A direct approach to conservation

Incentives for biodiversity protection and sustainable use include biodiversity-relevant taxes, fees, levies, tradeable permits, and Payments for Ecosystem Services (PES). Through these economic instruments, governments can affect both public and private financing flows for biodiversity. Mobilisation of biodiversity finance through pesticide levies, admission fees to natural parks, hunting and fishing permit fees, and the trade-in energy-saving certificates has gained governmental support and political will, but the mobilisation of private and public finance for PES has lacked lustre.

Lack of academic research, governmental support, and political will have vexed environmental economists. Despite a solid theoretical foundation and the ability to tether investments more directly to outcomes, the debate revolves around the same issues from two decades: monetisation of environmental benefits, lack of additionality (how much environmental service would have been provided without conditional payments), and so on. In this article, I answer whether this is a missed or a lurking opportunity for biodiversity financing in India.
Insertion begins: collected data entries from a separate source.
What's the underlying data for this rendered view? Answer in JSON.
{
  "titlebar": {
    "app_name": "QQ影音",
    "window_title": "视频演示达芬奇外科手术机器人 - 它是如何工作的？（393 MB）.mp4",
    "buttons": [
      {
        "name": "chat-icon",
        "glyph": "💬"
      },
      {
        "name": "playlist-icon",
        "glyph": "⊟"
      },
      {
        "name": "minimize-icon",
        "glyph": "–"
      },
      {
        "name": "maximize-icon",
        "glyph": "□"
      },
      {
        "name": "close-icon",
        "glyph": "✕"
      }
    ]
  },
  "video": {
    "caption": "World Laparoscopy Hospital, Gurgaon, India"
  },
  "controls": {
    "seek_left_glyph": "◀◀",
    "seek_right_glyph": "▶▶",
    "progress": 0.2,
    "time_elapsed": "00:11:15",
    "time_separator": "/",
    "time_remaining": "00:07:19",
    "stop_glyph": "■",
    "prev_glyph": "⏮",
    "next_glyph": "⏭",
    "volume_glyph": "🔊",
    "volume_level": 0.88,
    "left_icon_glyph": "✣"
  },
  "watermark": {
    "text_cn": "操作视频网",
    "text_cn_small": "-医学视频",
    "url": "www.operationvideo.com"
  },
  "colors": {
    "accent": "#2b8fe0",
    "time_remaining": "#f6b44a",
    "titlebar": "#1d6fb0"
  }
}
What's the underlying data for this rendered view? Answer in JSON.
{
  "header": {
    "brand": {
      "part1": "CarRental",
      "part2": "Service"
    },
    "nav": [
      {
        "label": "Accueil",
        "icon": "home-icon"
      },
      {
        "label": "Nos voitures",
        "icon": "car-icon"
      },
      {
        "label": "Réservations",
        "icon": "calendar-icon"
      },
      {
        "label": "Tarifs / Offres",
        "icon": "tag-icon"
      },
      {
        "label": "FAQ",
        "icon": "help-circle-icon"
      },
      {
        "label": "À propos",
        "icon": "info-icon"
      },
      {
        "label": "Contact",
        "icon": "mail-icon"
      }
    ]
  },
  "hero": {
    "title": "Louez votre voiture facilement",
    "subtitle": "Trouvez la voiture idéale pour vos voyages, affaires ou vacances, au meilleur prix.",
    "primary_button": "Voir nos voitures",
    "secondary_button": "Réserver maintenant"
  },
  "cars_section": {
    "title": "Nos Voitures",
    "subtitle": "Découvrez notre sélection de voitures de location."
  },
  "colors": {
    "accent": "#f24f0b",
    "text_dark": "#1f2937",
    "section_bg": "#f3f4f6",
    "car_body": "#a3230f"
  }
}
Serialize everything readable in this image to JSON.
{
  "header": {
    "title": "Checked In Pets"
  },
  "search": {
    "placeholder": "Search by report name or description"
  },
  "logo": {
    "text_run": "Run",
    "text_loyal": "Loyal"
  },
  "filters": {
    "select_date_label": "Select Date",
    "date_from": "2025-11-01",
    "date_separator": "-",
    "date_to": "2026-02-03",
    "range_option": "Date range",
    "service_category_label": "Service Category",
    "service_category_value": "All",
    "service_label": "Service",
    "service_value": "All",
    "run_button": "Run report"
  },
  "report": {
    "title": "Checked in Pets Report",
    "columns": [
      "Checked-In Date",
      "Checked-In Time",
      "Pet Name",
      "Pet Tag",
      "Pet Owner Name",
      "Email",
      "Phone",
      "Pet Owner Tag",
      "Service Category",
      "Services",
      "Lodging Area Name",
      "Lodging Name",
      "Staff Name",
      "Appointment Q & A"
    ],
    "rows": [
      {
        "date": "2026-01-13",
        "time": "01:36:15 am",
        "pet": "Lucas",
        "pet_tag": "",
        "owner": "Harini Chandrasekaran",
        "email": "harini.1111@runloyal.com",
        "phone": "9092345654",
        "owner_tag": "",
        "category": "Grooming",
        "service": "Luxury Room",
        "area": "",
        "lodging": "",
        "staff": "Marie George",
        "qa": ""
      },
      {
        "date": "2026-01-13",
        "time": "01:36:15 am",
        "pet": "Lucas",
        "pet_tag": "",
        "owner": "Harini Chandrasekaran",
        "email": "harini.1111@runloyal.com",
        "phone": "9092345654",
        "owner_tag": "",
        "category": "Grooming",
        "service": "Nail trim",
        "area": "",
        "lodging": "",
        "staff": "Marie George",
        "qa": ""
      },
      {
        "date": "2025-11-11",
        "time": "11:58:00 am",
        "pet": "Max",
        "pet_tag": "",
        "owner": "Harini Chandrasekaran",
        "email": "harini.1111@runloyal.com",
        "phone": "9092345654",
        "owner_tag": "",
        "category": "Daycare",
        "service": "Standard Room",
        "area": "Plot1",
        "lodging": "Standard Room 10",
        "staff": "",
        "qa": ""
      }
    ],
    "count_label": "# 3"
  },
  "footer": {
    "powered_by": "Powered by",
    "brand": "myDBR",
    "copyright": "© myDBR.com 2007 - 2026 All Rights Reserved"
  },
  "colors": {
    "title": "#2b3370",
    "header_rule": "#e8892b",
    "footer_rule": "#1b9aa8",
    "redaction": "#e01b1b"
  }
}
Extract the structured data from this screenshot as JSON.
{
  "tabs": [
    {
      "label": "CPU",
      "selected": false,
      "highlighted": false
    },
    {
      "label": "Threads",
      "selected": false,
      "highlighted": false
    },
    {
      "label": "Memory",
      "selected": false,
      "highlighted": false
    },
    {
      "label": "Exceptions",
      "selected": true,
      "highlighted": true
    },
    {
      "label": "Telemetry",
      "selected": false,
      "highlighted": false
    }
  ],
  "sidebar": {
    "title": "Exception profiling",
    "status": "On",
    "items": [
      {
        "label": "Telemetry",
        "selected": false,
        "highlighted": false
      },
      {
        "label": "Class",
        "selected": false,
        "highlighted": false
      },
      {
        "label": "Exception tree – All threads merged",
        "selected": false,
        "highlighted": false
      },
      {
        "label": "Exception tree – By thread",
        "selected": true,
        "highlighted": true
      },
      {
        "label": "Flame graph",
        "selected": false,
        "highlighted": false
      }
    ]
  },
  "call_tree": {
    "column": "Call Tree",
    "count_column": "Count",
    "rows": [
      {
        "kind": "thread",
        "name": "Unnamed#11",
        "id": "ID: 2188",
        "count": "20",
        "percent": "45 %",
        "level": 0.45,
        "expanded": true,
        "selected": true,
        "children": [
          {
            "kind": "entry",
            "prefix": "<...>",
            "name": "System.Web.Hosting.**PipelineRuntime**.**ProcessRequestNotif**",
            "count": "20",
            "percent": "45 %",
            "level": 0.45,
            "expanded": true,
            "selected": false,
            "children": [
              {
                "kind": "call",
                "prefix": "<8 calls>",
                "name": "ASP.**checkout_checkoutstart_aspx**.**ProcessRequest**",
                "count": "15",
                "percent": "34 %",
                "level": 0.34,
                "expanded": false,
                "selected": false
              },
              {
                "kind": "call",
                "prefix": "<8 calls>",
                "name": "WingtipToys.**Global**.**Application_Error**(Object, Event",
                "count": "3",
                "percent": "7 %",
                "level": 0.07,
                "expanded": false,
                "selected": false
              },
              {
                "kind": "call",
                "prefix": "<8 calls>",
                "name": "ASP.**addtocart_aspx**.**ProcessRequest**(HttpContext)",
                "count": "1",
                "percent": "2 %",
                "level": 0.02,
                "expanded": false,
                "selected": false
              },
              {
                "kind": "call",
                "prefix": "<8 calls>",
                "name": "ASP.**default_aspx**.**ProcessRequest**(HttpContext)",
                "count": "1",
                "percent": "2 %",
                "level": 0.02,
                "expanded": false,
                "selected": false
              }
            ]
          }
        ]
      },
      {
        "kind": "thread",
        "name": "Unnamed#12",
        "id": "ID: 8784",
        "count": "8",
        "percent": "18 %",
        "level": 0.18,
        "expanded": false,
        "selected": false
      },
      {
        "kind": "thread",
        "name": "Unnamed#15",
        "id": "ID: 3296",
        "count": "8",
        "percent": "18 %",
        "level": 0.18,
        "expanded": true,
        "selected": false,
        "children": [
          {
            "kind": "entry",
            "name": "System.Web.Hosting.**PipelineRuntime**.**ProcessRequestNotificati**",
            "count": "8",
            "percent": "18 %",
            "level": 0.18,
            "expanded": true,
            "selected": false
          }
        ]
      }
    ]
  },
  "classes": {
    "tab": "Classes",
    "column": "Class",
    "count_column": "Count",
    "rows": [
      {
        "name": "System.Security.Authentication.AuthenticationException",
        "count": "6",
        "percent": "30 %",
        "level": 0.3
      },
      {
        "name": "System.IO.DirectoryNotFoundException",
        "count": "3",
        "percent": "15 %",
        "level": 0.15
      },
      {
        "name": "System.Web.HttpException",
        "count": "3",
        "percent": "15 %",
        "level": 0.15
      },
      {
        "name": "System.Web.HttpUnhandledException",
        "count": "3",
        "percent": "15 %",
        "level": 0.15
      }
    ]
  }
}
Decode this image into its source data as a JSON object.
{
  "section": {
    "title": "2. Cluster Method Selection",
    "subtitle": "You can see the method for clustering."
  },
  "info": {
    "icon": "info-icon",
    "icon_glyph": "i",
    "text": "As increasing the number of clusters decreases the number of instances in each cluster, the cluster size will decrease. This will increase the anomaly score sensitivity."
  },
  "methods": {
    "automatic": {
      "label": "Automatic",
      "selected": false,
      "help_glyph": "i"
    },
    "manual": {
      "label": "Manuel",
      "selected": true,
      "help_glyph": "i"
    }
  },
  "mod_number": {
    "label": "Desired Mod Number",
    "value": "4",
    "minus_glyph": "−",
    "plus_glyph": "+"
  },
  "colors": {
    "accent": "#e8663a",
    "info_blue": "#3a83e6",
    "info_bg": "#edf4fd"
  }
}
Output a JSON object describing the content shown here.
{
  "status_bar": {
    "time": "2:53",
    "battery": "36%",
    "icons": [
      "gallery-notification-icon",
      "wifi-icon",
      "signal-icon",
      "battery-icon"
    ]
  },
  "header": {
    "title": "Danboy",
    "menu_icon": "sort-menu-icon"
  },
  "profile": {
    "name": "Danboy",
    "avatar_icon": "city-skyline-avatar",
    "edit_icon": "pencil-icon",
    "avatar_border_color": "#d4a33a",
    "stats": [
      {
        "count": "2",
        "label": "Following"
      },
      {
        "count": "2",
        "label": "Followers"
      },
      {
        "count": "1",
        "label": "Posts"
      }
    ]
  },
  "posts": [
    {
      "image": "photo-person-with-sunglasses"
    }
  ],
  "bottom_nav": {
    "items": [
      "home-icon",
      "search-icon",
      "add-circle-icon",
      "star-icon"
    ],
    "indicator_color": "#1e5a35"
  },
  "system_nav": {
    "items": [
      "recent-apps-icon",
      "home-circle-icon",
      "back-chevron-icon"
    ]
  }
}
Increasing ecosystem services

PES is one way to conserve and increase ecosystem services. It works through the establishment of performance contracts. People who can help provide the desired ecosystem service are rewarded based on their actions, or the quantity and quality of the services themselves. PES presents a unique scope for incentivising local land stewards to manage threatened ecosystems. It has the potential to achieve the dual goals of conservation and poverty alleviation towards the achievement of Sustainable Development Goals. This places PES as one of the pivotal economic instruments for conservation.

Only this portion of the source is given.